Elizabeth was born with Down syndrome and serious heart problems, but she was a fighter and lived her short life to the full. Aged 14, her parents consented to a heart operation which initially succeeded, but her kidneys failed and she died in Crumlin children’s hospital. Her father takes up the story: “I was asked to consent to an autopsy, and gave my permission in the hope it would help others.

“As soon as the [organ retention] scandal broke, I called the hospital and we were given an appointment. I just knew in my heart that Elizabeth had been affected long before it was confirmed at the meeting ‘her organs had not been returned’.
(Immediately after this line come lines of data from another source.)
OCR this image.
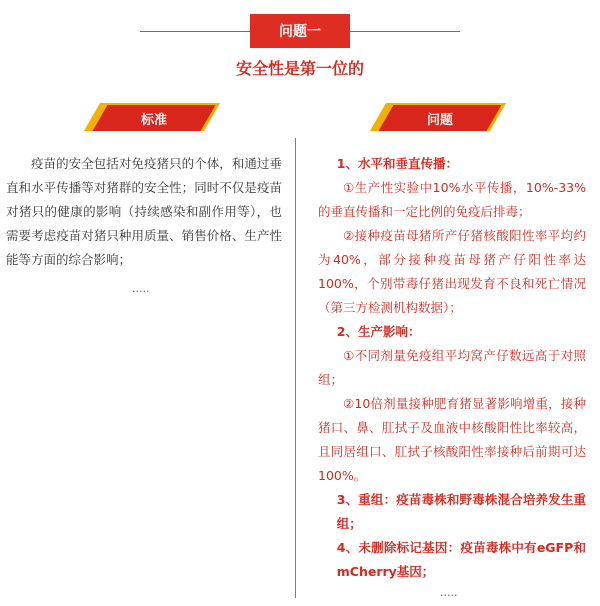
问题一
安全性是第一位的
标准	问题
疫苗的安全包括对免疫猪只的个体，和通过垂直和水平传播等对猪群的安全性；同时不仅是疫苗对猪只的健康的影响（持续感染和副作用等），也需要考虑疫苗对猪只种用质量、销售价格、生产性能等方面的综合影响；
.....

1、水平和垂直传播：

①生产性实验中10%水平传播，10%-33%的垂直传播和一定比例的免疫后排毒；

②接种疫苗母猪所产仔猪核酸阳性率平均约为40%，部分接种疫苗母猪产仔阳性率达100%，个别带毒仔猪出现发育不良和死亡情况（第三方检测机构数据）；

2、生产影响：

①不同剂量免疫组平均窝产仔数远高于对照组；

②10倍剂量接种肥育猪显著影响增重，接种猪口、鼻、肛拭子及血液中核酸阳性比率较高，且同居组口、肛拭子核酸阳性率接种后前期可达100%。

3、重组：疫苗毒株和野毒株混合培养发生重组；

4、未删除标记基因：疫苗毒株中有eGFP和mCherry基因；

.....
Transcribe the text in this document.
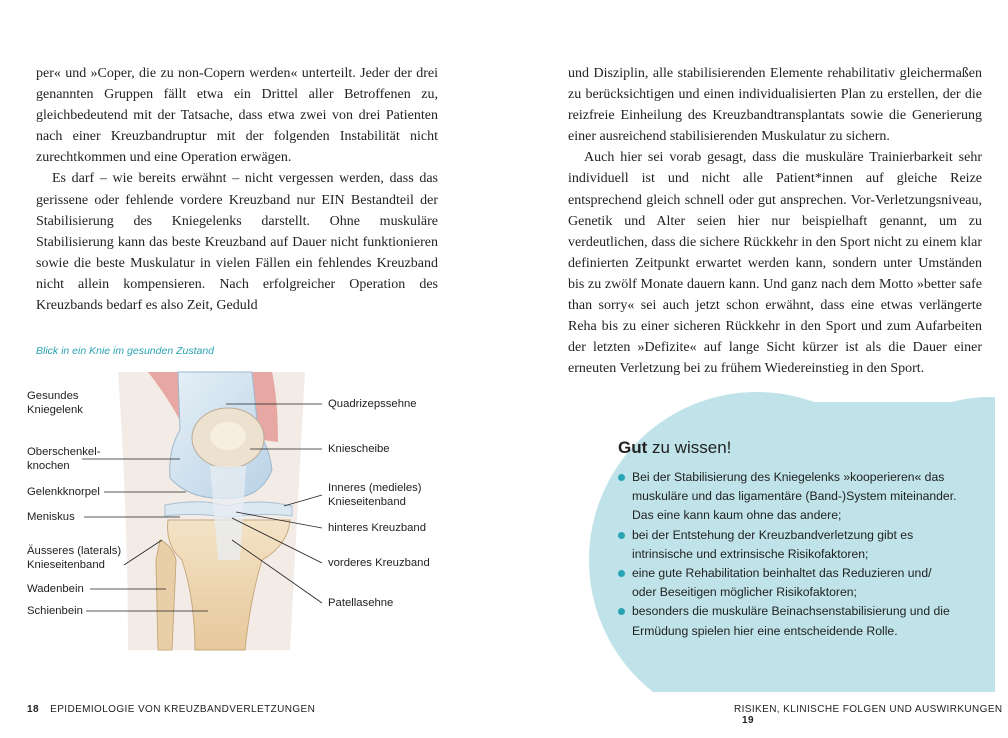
per« und »Coper, die zu non-Copern werden« unterteilt. Jeder der drei genannten Gruppen fällt etwa ein Drittel aller Betroffenen zu, gleichbedeutend mit der Tatsache, dass etwa zwei von drei Patienten nach einer Kreuzbandruptur mit der folgenden Instabilität nicht zurechtkommen und eine Operation erwägen.

Es darf – wie bereits erwähnt – nicht vergessen werden, dass das gerissene oder fehlende vordere Kreuzband nur EIN Bestandteil der Stabilisierung des Kniegelenks darstellt. Ohne muskuläre Stabilisierung kann das beste Kreuzband auf Dauer nicht funktionieren sowie die beste Muskulatur in vielen Fällen ein fehlendes Kreuzband nicht allein kompensieren. Nach erfolgreicher Operation des Kreuzbands bedarf es also Zeit, Geduld

Blick in ein Knie im gesunden Zustand
Gesundes
Kniegelenk
Oberschenkel-
knochen
Gelenkknorpel
Meniskus
Äusseres (laterals)
Knieseitenband
Wadenbein
Schienbein
Quadrizepssehne
Kniescheibe
Inneres (medieles)
Knieseitenband
hinteres Kreuzband
vorderes Kreuzband
Patellasehne
18 EPIDEMIOLOGIE VON KREUZBANDVERLETZUNGEN

und Disziplin, alle stabilisierenden Elemente rehabilitativ gleichermaßen zu berücksichtigen und einen individualisierten Plan zu erstellen, der die reizfreie Einheilung des Kreuzbandtransplantats sowie die Generierung einer ausreichend stabilisierenden Muskulatur zu sichern.

Auch hier sei vorab gesagt, dass die muskuläre Trainierbarkeit sehr individuell ist und nicht alle Patient*innen auf gleiche Reize entsprechend gleich schnell oder gut ansprechen. Vor-Verletzungsniveau, Genetik und Alter seien hier nur beispielhaft genannt, um zu verdeutlichen, dass die sichere Rückkehr in den Sport nicht zu einem klar definierten Zeitpunkt erwartet werden kann, sondern unter Umständen bis zu zwölf Monate dauern kann. Und ganz nach dem Motto »better safe than sorry« sei auch jetzt schon erwähnt, dass eine etwas verlängerte Reha bis zu einer sicheren Rückkehr in den Sport und zum Aufarbeiten der letzten »Defizite« auf lange Sicht kürzer ist als die Dauer einer erneuten Verletzung bei zu frühem Wiedereinstieg in den Sport.

Gut zu wissen!
Bei der Stabilisierung des Kniegelenks »kooperieren« das muskuläre und das ligamentäre (Band-)System miteinander. Das eine kann kaum ohne das andere;
bei der Entstehung der Kreuzbandverletzung gibt es intrinsische und extrinsische Risikofaktoren;
eine gute Rehabilitation beinhaltet das Reduzieren und/ oder Beseitigen möglicher Risikofaktoren;
besonders die muskuläre Beinachsenstabilisierung und die Ermüdung spielen hier eine entscheidende Rolle.
RISIKEN, KLINISCHE FOLGEN UND AUSWIRKUNGEN 19
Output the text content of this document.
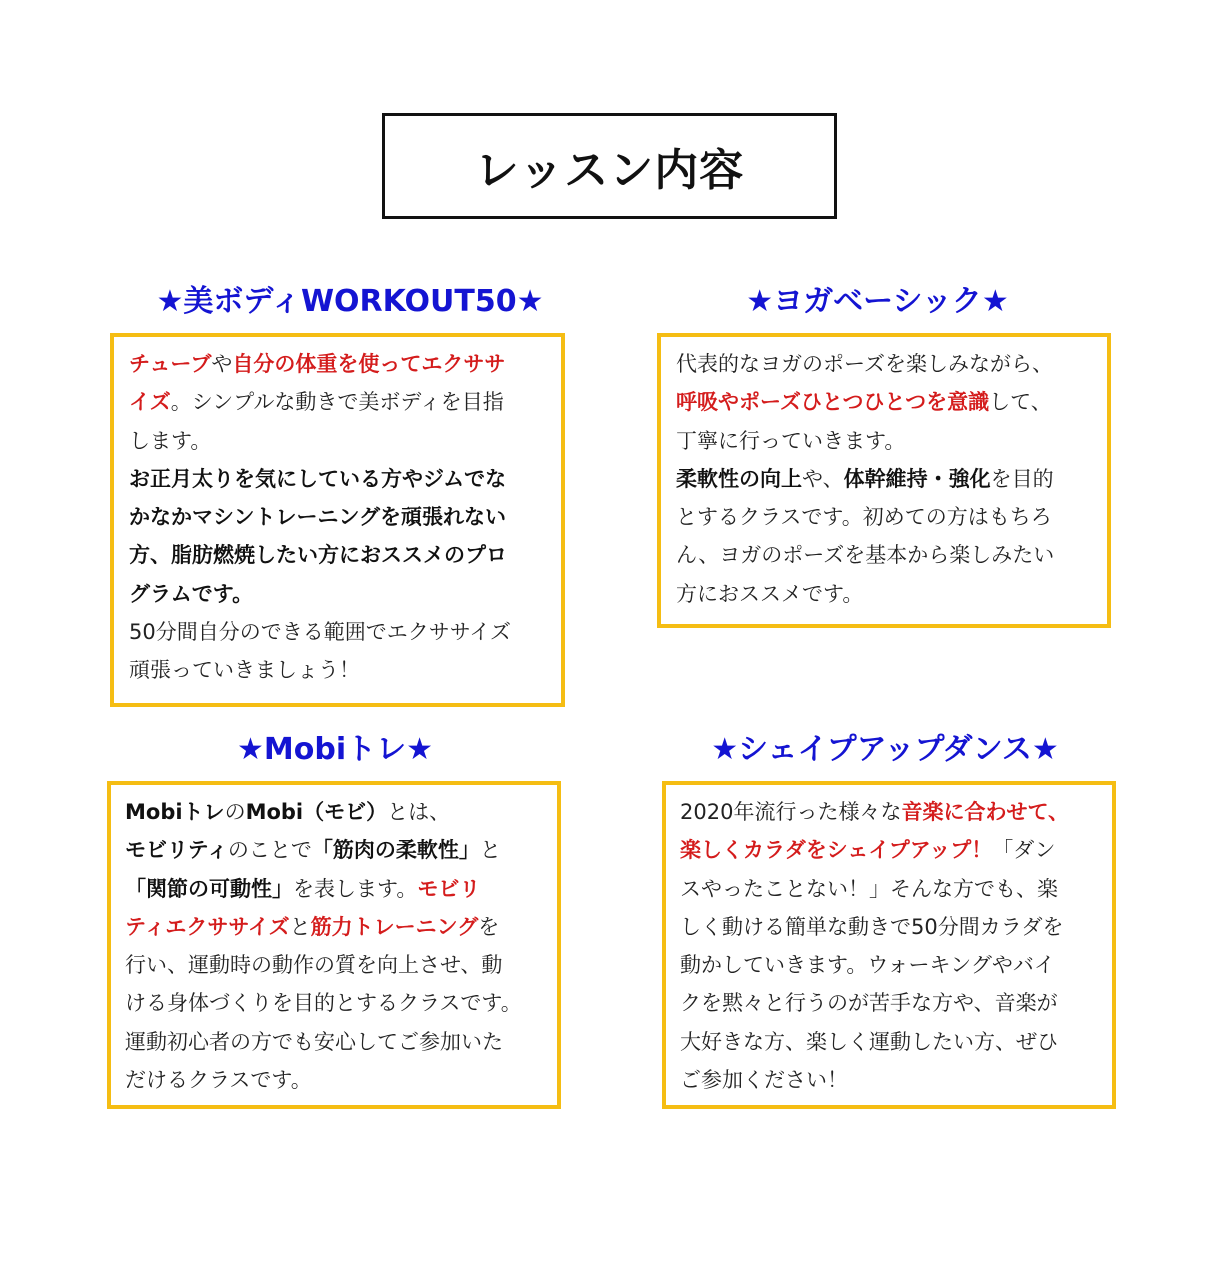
レッスン内容
★美ボディWORKOUT50★
チューブや自分の体重を使ってエクササ
イズ。シンプルな動きで美ボディを目指
します。
お正月太りを気にしている方やジムでな
かなかマシントレーニングを頑張れない
方、脂肪燃焼したい方におススメのプロ
グラムです。
50分間自分のできる範囲でエクササイズ
頑張っていきましょう！
★ヨガベーシック★
代表的なヨガのポーズを楽しみながら、
呼吸やポーズひとつひとつを意識して、
丁寧に行っていきます。
柔軟性の向上や、体幹維持・強化を目的
とするクラスです。初めての方はもちろ
ん、ヨガのポーズを基本から楽しみたい
方におススメです。
★Mobiトレ★
MobiトレのMobi（モビ）とは、
モビリティのことで「筋肉の柔軟性」と
「関節の可動性」を表します。モビリ
ティエクササイズと筋力トレーニングを
行い、運動時の動作の質を向上させ、動
ける身体づくりを目的とするクラスです。
運動初心者の方でも安心してご参加いた
だけるクラスです。
★シェイプアップダンス★
2020年流行った様々な音楽に合わせて、
楽しくカラダをシェイプアップ！「ダン
スやったことない！」そんな方でも、楽
しく動ける簡単な動きで50分間カラダを
動かしていきます。ウォーキングやバイ
クを黙々と行うのが苦手な方や、音楽が
大好きな方、楽しく運動したい方、ぜひ
ご参加ください！
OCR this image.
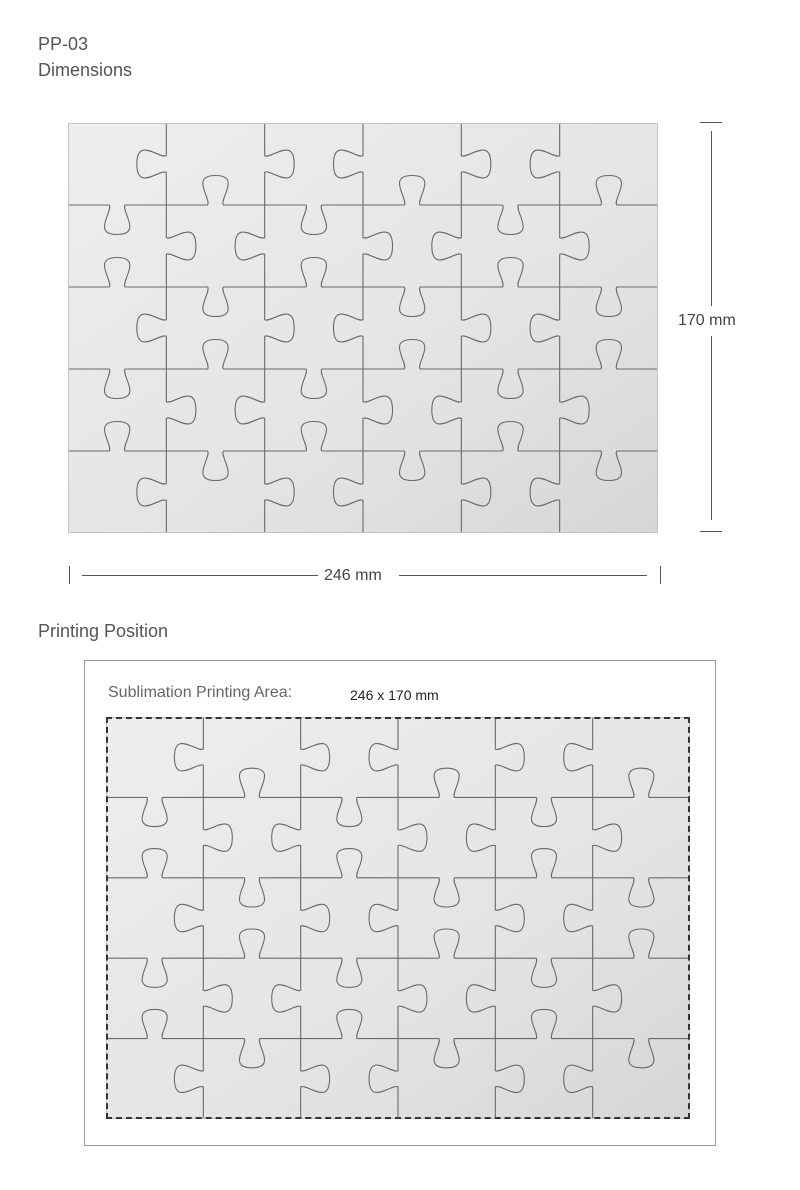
PP-03
Dimensions
170 mm
246 mm
Printing Position
Sublimation Printing Area:	246 x 170 mm
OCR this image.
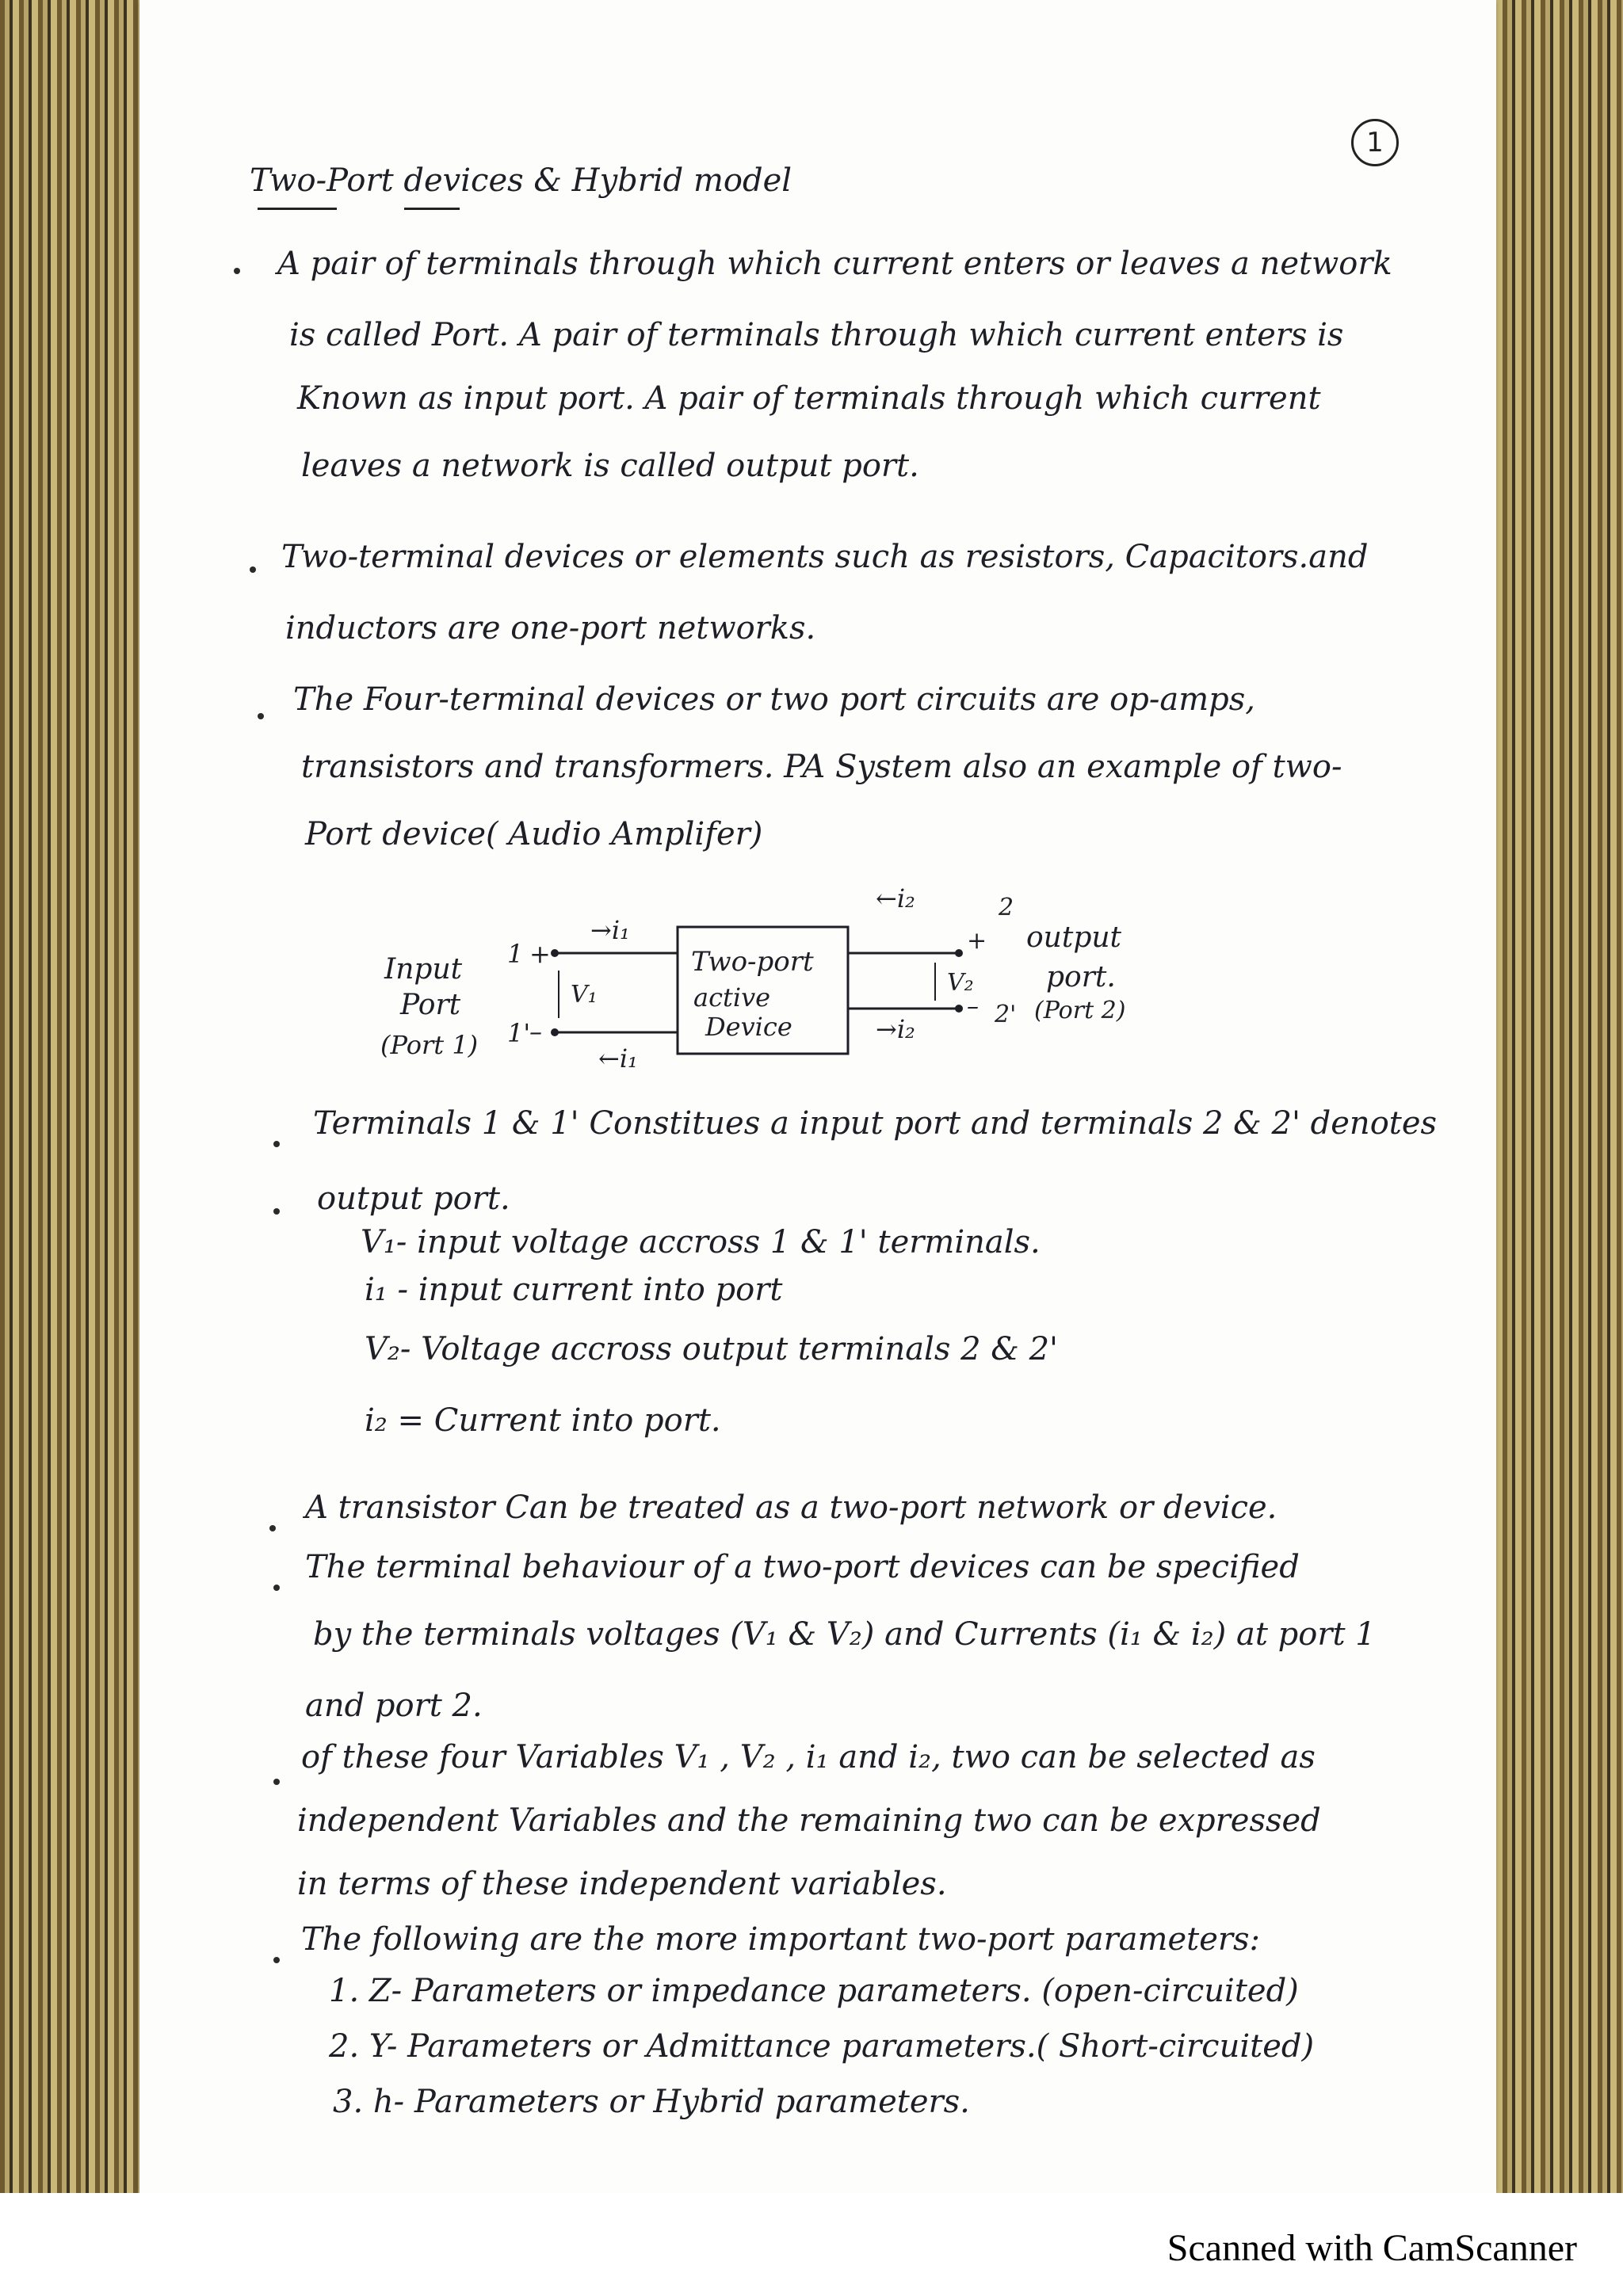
1
Two-Port devices & Hybrid model
A pair of terminals through which current enters or leaves a network
is called Port. A pair of terminals through which current enters is
Known as input port. A pair of terminals through which current
leaves a network is called output port.
Two-terminal devices or elements such as resistors, Capacitors.and
inductors are one-port networks.
The Four-terminal devices or two port circuits are op-amps,
transistors and transformers. PA System also an example of two-
Port device( Audio Amplifer)
Input
Port
(Port 1)
1 +
1'
–
V₁
→i₁
←i₁
Two-port
active
Device
←i₂
→i₂
+
–
V₂
2
2'
output
port.
(Port 2)
Terminals 1 & 1' Constitues a input port and terminals 2 & 2' denotes
output port.
V₁- input voltage accross 1 & 1' terminals.
i₁ - input current into port
V₂- Voltage accross output terminals 2 & 2'
i₂ = Current into port.
A transistor Can be treated as a two-port network or device.
The terminal behaviour of a two-port devices can be specified
by the terminals voltages (V₁ & V₂) and Currents (i₁ & i₂) at port 1
and port 2.
of these four Variables V₁ , V₂ , i₁ and i₂, two can be selected as
independent Variables and the remaining two can be expressed
in terms of these independent variables.
The following are the more important two-port parameters:
1. Z- Parameters or impedance parameters. (open-circuited)
2. Y- Parameters or Admittance parameters.( Short-circuited)
3. h- Parameters or Hybrid parameters.
Scanned with CamScanner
“When we asked, we were told that they had been incinerated. We were completely devastated. [He later wrote to the Minister for Health and Children Mary Harney asking her to grant funds to Parents for Justice for its campaign to find the truth.]

“My beautiful, funny, lively, intelligent and witty daughter deserves the truth and so do we.”

Author Karina Colgan lost her baby Glen before the organ retention scandal became known. She buried his remains twice, in 1990 and again in 2001, and other body parts were incinerated in 2001. “I felt I had failed – as a mother – to protect my son from the grotesque and undignified way his tiny body had been violated and mutilated in death. Of course, retrospectively, I knew there was nothing to be done to prevent what happened, for I was unaware of it until many years after it had taken place. However, it is a mother’s primal instinct to protect and defend her children, both inside and outside the womb.

“The pain she feels when she fails is unbearable, unrelenting, unforgiving. Eventually the raw grief passes but you never forget the pain and, of course, you never forget your baby.”